We know the gasoline engine from other Renault-Nissan models - 1.3 liters, which here will arrive in a 140 hp version for the entry levels and NIS 158,000 for the higher trim levels, the gearbox is continuous, and the performance is 10 seconds to 100 km/h in the first and -9.7 seconds in the more powerful version.
The maximum speed in both is 174 km/h.
If you want the flagship version, you will have to go for the hybrid one, here, too, is a power unit that we met at the concern - a 1.2-liter gasoline engine, three cylinders connected to two electric motors that provide 200 hp together.
Of the two electric motors, one is used for propulsion and the other as a starter and as part of the transmission combination system in the special Renault-Nissan gearbox that combines a standard four-speed gearbox for the petrol engine and one with two gears for the electric engine.
The performance is 8.4 seconds to 100 km/h and a maximum of 175 km/h.

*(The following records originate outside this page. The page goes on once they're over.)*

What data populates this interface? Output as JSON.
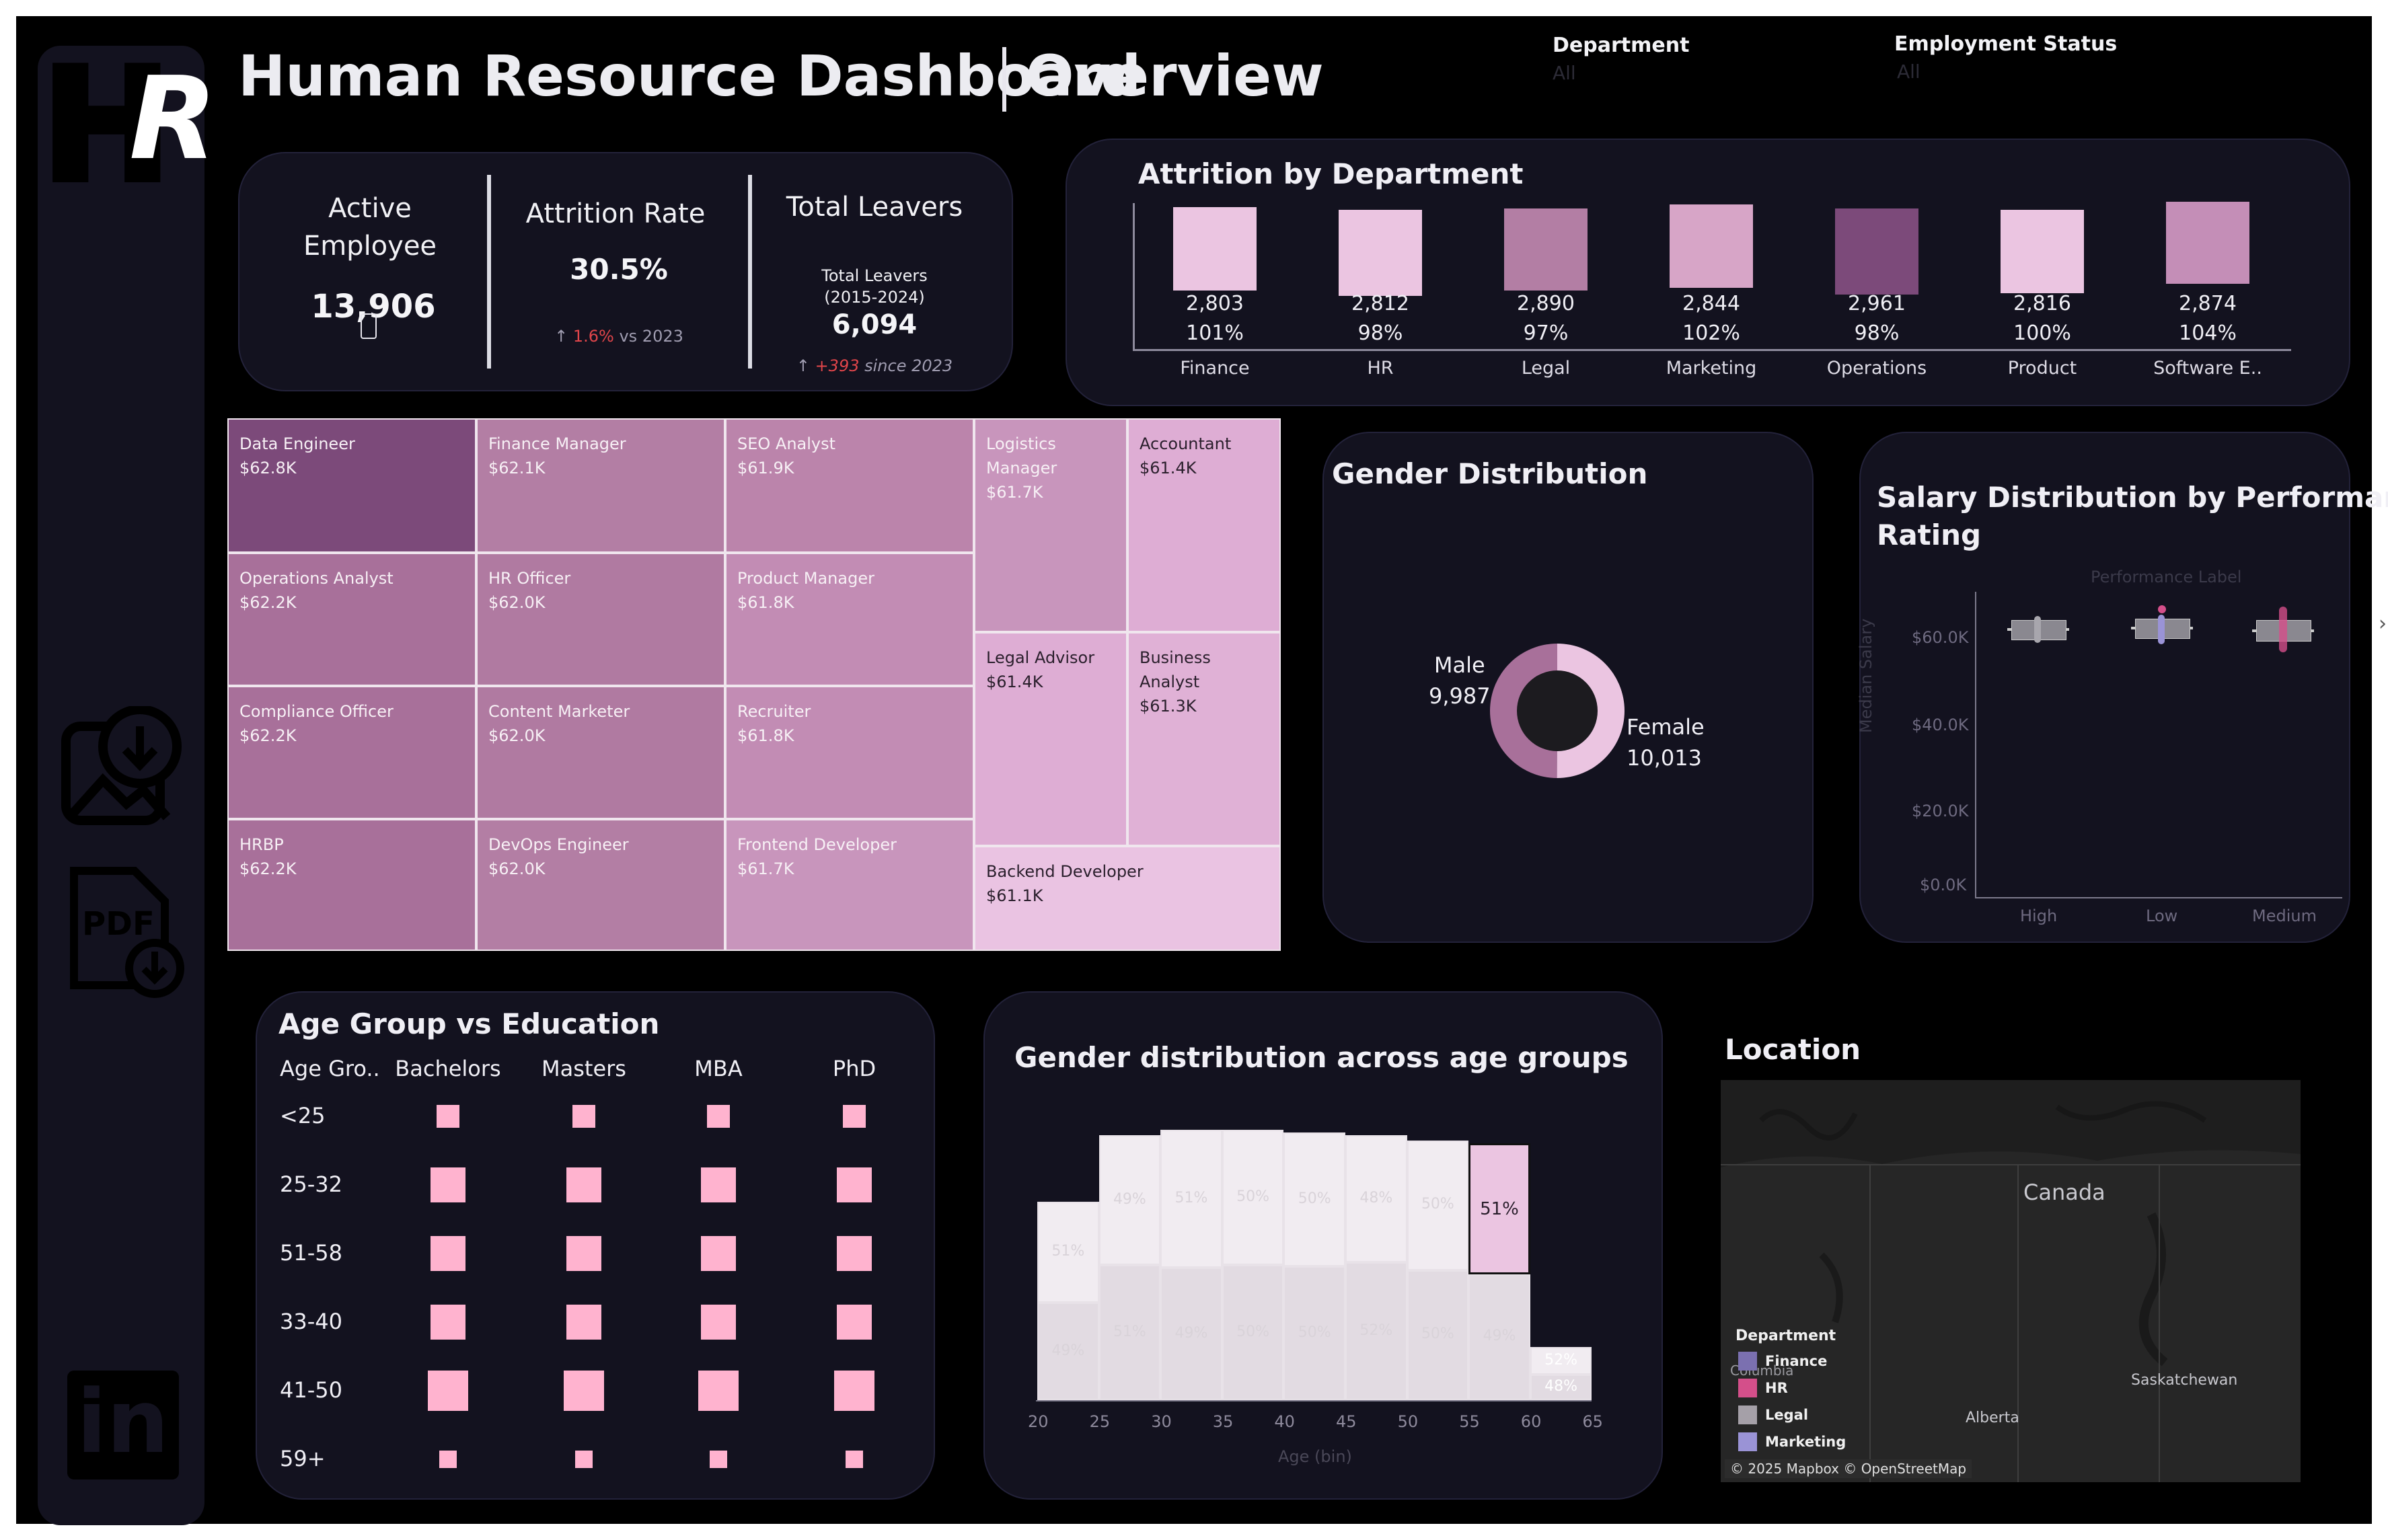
{
  "header": {
    "title": "Human Resource Dashboard",
    "subtitle": "Overview"
  },
  "logo": {
    "text_h": "H",
    "text_r": "R"
  },
  "filters": [
    {
      "label": "Department",
      "value": "All"
    },
    {
      "label": "Employment Status",
      "value": "All"
    }
  ],
  "kpis": {
    "active": {
      "label_line1": "Active",
      "label_line2": "Employee",
      "value": "13,906"
    },
    "attrition": {
      "label": "Attrition Rate",
      "value": "30.5%",
      "delta": "1.6%",
      "delta_suffix": " vs 2023"
    },
    "leavers": {
      "label": "Total Leavers",
      "sub_line1": "Total Leavers",
      "sub_line2": "(2015-2024)",
      "value": "6,094",
      "delta": "+393",
      "delta_suffix": " since 2023"
    }
  },
  "attrition_by_department": {
    "title": "Attrition by Department",
    "items": [
      {
        "name": "Finance",
        "count": "2,803",
        "pct": "101%",
        "color": "#ebc5e1"
      },
      {
        "name": "HR",
        "count": "2,812",
        "pct": "98%",
        "color": "#ebc5e1"
      },
      {
        "name": "Legal",
        "count": "2,890",
        "pct": "97%",
        "color": "#b37ea4"
      },
      {
        "name": "Marketing",
        "count": "2,844",
        "pct": "102%",
        "color": "#d7a5c7"
      },
      {
        "name": "Operations",
        "count": "2,961",
        "pct": "98%",
        "color": "#7c4a7a"
      },
      {
        "name": "Product",
        "count": "2,816",
        "pct": "100%",
        "color": "#ebc5e1"
      },
      {
        "name": "Software E..",
        "count": "2,874",
        "pct": "104%",
        "color": "#c48eb7"
      }
    ]
  },
  "treemap": [
    {
      "role": "Data Engineer",
      "salary": "$62.8K",
      "color": "#7c4a7a"
    },
    {
      "role": "Finance Manager",
      "salary": "$62.1K",
      "color": "#b37ea4"
    },
    {
      "role": "SEO Analyst",
      "salary": "$61.9K",
      "color": "#bb84ab"
    },
    {
      "role": "Logistics Manager",
      "salary": "$61.7K",
      "color": "#c895bc"
    },
    {
      "role": "Accountant",
      "salary": "$61.4K",
      "color": "#deadd4"
    },
    {
      "role": "Operations Analyst",
      "salary": "$62.2K",
      "color": "#a8709a"
    },
    {
      "role": "HR Officer",
      "salary": "$62.0K",
      "color": "#b07aa1"
    },
    {
      "role": "Product Manager",
      "salary": "$61.8K",
      "color": "#c28cb4"
    },
    {
      "role": "Legal Advisor",
      "salary": "$61.4K",
      "color": "#deadd4"
    },
    {
      "role": "Business Analyst",
      "salary": "$61.3K",
      "color": "#e0b1d6"
    },
    {
      "role": "Compliance Officer",
      "salary": "$62.2K",
      "color": "#a8709a"
    },
    {
      "role": "Content Marketer",
      "salary": "$62.0K",
      "color": "#b07aa1"
    },
    {
      "role": "Recruiter",
      "salary": "$61.8K",
      "color": "#c28cb4"
    },
    {
      "role": "HRBP",
      "salary": "$62.2K",
      "color": "#a8709a"
    },
    {
      "role": "DevOps Engineer",
      "salary": "$62.0K",
      "color": "#b37ea4"
    },
    {
      "role": "Frontend Developer",
      "salary": "$61.7K",
      "color": "#c895bc"
    },
    {
      "role": "Backend Developer",
      "salary": "$61.1K",
      "color": "#eac3e2"
    }
  ],
  "gender": {
    "title": "Gender Distribution",
    "male_label": "Male",
    "male_value": "9,987",
    "male_count": 9987,
    "male_color": "#a8709a",
    "female_label": "Female",
    "female_value": "10,013",
    "female_count": 10013,
    "female_color": "#ebc5e1"
  },
  "salary_perf": {
    "title_line1": "Salary Distribution by Performance",
    "title_line2": "Rating",
    "top_label": "Performance Label",
    "y_label": "Median Salary",
    "y_ticks": [
      "$60.0K",
      "$40.0K",
      "$20.0K",
      "$0.0K"
    ],
    "x_ticks": [
      "High",
      "Low",
      "Medium"
    ]
  },
  "age_education": {
    "title": "Age Group vs Education",
    "corner": "Age Gro..",
    "columns": [
      "Bachelors",
      "Masters",
      "MBA",
      "PhD"
    ],
    "rows": [
      {
        "label": "<25",
        "sizes": [
          0.57,
          0.57,
          0.57,
          0.57
        ]
      },
      {
        "label": "25-32",
        "sizes": [
          0.86,
          0.86,
          0.86,
          0.86
        ]
      },
      {
        "label": "51-58",
        "sizes": [
          0.86,
          0.86,
          0.86,
          0.86
        ]
      },
      {
        "label": "33-40",
        "sizes": [
          0.86,
          0.86,
          0.86,
          0.86
        ]
      },
      {
        "label": "41-50",
        "sizes": [
          1,
          1,
          1,
          1
        ]
      },
      {
        "label": "59+",
        "sizes": [
          0.43,
          0.43,
          0.43,
          0.43
        ]
      }
    ]
  },
  "chart_data": {
    "type": "bar",
    "title": "Gender distribution across age groups",
    "xlabel": "Age (bin)",
    "x_ticks": [
      "20",
      "25",
      "30",
      "35",
      "40",
      "45",
      "50",
      "55",
      "60",
      "65"
    ],
    "categories": [
      "20",
      "25",
      "30",
      "35",
      "40",
      "45",
      "50",
      "55",
      "60"
    ],
    "series": [
      {
        "values": [
          49,
          51,
          49,
          50,
          50,
          52,
          50,
          49,
          48
        ]
      },
      {
        "values": [
          51,
          49,
          51,
          50,
          50,
          48,
          50,
          51,
          52
        ]
      }
    ],
    "bottom_labels": [
      "49%",
      "51%",
      "49%",
      "50%",
      "50%",
      "52%",
      "50%",
      "49%",
      "48%"
    ],
    "top_labels": [
      "51%",
      "49%",
      "51%",
      "50%",
      "50%",
      "48%",
      "50%",
      "51%",
      "52%"
    ],
    "relative_totals": [
      0.75,
      1.0,
      1.02,
      1.02,
      1.01,
      1.0,
      0.98,
      0.97,
      0.2
    ]
  },
  "location": {
    "title": "Location",
    "country": "Canada",
    "places": [
      "Columbia",
      "Alberta",
      "Saskatchewan"
    ],
    "legend_title": "Department",
    "legend": [
      {
        "name": "Finance",
        "color": "#7b70b0"
      },
      {
        "name": "HR",
        "color": "#d44f8a"
      },
      {
        "name": "Legal",
        "color": "#a5a0a8"
      },
      {
        "name": "Marketing",
        "color": "#9a93d6"
      }
    ],
    "attribution": "© 2025 Mapbox © OpenStreetMap"
  }
}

The Australian leaves its rear steering system abroad, and its turning diameter is 11.4 meters (instead of 10.1 with the system).
Adaptive cruise control?
Only in the more expensive model (photo: manufacturer's website)
Australian prices start at NIS 175,000 for the entry-level version with the 1.3-liter engine with 140 hp. The higher trim level with this engine rises to NIS 180,000. The Iconic trim level paired with the
158 hp engine will cost 195,000 shekels
This level of finish with the hybrid engine will rise to 200 thousand shekels and for the highest level of finish with the hybrid engine you will pay 250 thousand shekels.
This is a very ambitious price range when it faces older and more established vehicles in the local market such as the Kia Sportage, Hyundai Tucson, Peugeot 3008, Toyota Rav 4 or even its sibling from the Nissan Qashqai - all of them are stronger than it and do not require compromises such as giving up adaptive cruise control in the base versions.
The hybrid version is already pushed into the price range of vehicles with a more advanced plug-in drive and also against the Nissan Xtrail which was just launched in its more senior version.